Dans ma famille, on ne parle pas de nos émotions. Du plus loin que je me souvienne, il n’était pas encouragé de pleurer, d’être en colère et il ne fallait jamais montrer qu’on était déçu. Je ne me souviens pas m’être fait consoler par mes parents ou avoir pleuré dans leurs bras, même très jeune. Ce n’est pas quelque chose qui se faisait chez nous. Avec les années, j’ai enterré beaucoup d’émotions : la colère, la peur, l’incompréhension, la déception, la tristesse, le désarroi.
J’ai passé mon adolescence à ravaler ce que je ressentais, laissant les larmes couler seulement le soir, une fois tout le monde couché. Je pleurais en silence, souvent inconsolable, en serrant un vieux toutou dans mes bras et en essuyant mes larmes sur lui.
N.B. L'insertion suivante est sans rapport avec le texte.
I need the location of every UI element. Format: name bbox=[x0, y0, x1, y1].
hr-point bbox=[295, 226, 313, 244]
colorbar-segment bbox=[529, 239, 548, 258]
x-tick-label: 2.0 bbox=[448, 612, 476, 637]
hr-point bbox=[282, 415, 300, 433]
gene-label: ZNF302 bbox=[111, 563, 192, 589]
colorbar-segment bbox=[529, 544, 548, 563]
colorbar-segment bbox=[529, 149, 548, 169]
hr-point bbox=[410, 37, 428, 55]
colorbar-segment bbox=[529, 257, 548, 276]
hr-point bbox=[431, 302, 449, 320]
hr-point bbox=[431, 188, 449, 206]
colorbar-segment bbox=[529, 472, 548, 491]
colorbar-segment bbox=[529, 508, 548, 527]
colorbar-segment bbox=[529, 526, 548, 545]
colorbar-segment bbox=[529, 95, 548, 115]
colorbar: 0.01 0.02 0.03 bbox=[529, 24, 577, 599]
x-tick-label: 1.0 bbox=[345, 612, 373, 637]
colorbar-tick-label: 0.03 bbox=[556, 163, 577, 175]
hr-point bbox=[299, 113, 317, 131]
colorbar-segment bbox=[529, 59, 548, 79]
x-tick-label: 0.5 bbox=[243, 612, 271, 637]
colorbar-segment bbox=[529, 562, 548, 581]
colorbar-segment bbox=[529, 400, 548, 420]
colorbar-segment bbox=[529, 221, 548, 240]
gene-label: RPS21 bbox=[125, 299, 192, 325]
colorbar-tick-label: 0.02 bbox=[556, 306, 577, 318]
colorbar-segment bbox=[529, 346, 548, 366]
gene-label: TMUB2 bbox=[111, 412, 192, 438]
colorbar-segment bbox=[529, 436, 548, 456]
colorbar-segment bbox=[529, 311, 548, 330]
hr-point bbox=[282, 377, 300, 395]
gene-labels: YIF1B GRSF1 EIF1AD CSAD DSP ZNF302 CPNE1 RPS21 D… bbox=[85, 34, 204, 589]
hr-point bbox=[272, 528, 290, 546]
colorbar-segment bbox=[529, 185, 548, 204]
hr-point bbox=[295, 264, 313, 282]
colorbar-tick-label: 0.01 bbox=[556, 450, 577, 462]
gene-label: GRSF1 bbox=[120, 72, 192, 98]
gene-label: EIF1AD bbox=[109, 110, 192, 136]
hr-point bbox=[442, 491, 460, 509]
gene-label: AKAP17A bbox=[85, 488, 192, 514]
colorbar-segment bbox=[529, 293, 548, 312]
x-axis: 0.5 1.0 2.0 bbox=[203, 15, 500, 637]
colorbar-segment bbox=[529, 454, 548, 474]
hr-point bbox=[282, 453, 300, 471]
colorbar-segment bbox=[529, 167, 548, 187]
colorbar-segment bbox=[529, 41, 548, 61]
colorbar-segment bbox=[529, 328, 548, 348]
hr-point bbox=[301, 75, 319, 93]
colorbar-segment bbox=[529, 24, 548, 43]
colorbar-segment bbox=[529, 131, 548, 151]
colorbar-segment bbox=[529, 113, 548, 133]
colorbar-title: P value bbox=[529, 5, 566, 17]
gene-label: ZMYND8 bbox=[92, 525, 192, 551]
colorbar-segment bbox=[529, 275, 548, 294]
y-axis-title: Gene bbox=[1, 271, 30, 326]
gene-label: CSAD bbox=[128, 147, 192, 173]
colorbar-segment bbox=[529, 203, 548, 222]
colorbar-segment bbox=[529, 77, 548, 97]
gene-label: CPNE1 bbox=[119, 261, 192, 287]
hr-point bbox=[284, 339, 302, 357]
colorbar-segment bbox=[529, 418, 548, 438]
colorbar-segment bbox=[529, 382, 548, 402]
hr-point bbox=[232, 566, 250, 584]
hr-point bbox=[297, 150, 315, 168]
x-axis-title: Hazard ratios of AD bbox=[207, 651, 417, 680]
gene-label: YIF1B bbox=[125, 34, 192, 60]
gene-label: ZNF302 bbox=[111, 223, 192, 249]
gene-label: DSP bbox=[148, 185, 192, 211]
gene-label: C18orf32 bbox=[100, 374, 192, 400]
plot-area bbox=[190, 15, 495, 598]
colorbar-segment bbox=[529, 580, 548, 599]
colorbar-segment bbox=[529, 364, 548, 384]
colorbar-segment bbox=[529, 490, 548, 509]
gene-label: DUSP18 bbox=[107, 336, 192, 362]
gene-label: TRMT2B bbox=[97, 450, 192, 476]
Le lendemain, rien ne paraissait. Ou si ça se voyait, personne ne posait de questions.
Peu à peu, j’ai perdu la capacité de nommer les émotions que je ressentais. Dès qu’il s’agissait d’une émotion négative, je disais que je me sentais en tab***ak, incapable d’exprimer plus clairement ce qui se passait à l’intérieur. Je ne pleurais jamais en public et j’attendais que mon chum dorme pour me laisser aller. Éventuellement, à force de ravaler, une boule s’est formée dans ma poitrine et elle a fini par ne plus me quitter.
Je ne me souviens pas de ce qui m’a poussée à aller consulter un psychologue. Je crois qu’il s’agissait d’une série de problèmes de surface que je n’arrivais plus à gérer. Au premier rendez-vous, on m’a fait remplir un questionnaire. À la question : « quels sont les 5 sujets dont vous voulez discuter, mes réponses m’ont moi-même surprise. Ces grandes douleurs que je gardais cachées profondément en moi sont sorties sur papier. C’était toute une contradiction avec ce que j’avais dit à la psychologue au préalable.
Au fil des rencontres, on a travaillé à me faire nommer les émotions que je ressentais. Je savais dire si je me sentais bien ou mal, c’est à peu près tout. On m’a remis une liste d’émotions et demandé de m’y référer chaque fois que je vivais quelque chose de négatif. Le processus a été long. Après tant d’années à me cacher à moi-même ce qui n’allait pas, je devais maintenant pelleter ma cour et faire le ménage. Puis, peu à peu, j’ai commencé à vivre ces émotions si bien refoulées, les unes après les autres. J’ai passé deux mois en perpétuelle colère. J’en ai voulu à mes parents de ne pas m’avoir appuyée quand j’en aurais eu besoin et de ne pas m’avoir montré comment vivre mes émotions. Après la colère, j’ai été envahie par une profonde tristesse. Comme si, après tout ce temps, tout ce que j’avais refoulé se battait finalement pour sortir.
J’ai eu peur de transmettre cette gestion malsaine des émotions à mes futurs enfants. J’ai travaillé fort pour me sentir mieux, pour moi, mais aussi beaucoup pour eux. Et un jour, j’ai pu nommer clairement ce que je vivais. Ça aura pris quatre ans. Quatre ans de bouleversements, de rencontres avec ma psy et de travail sur moi. J’ai éventuellement compris que mes parents n’ont pas omis de me transmettre leur sagesse émotionnelle. On ne peut pas enseigner ce qu’on ne connaît pas.
Aujourd’hui, je dois encore parfois me forcer à vivre mes émotions au moment où elles arrivent. Je dois prendre un temps d’arrêt et me questionner. Mais ça fait plusieurs années que je n’ai pas attendu qu’il fasse nuit pour pleurer et que je n’ai pas ressenti cette fameuse boule dans ma poitrine. Et je me sens finalement bien.
Avez-vous fait des changements dans votre vie avant l’arrivée de vos enfants afin qu’ils n’aient pas à endurer ce que vous avez vécu?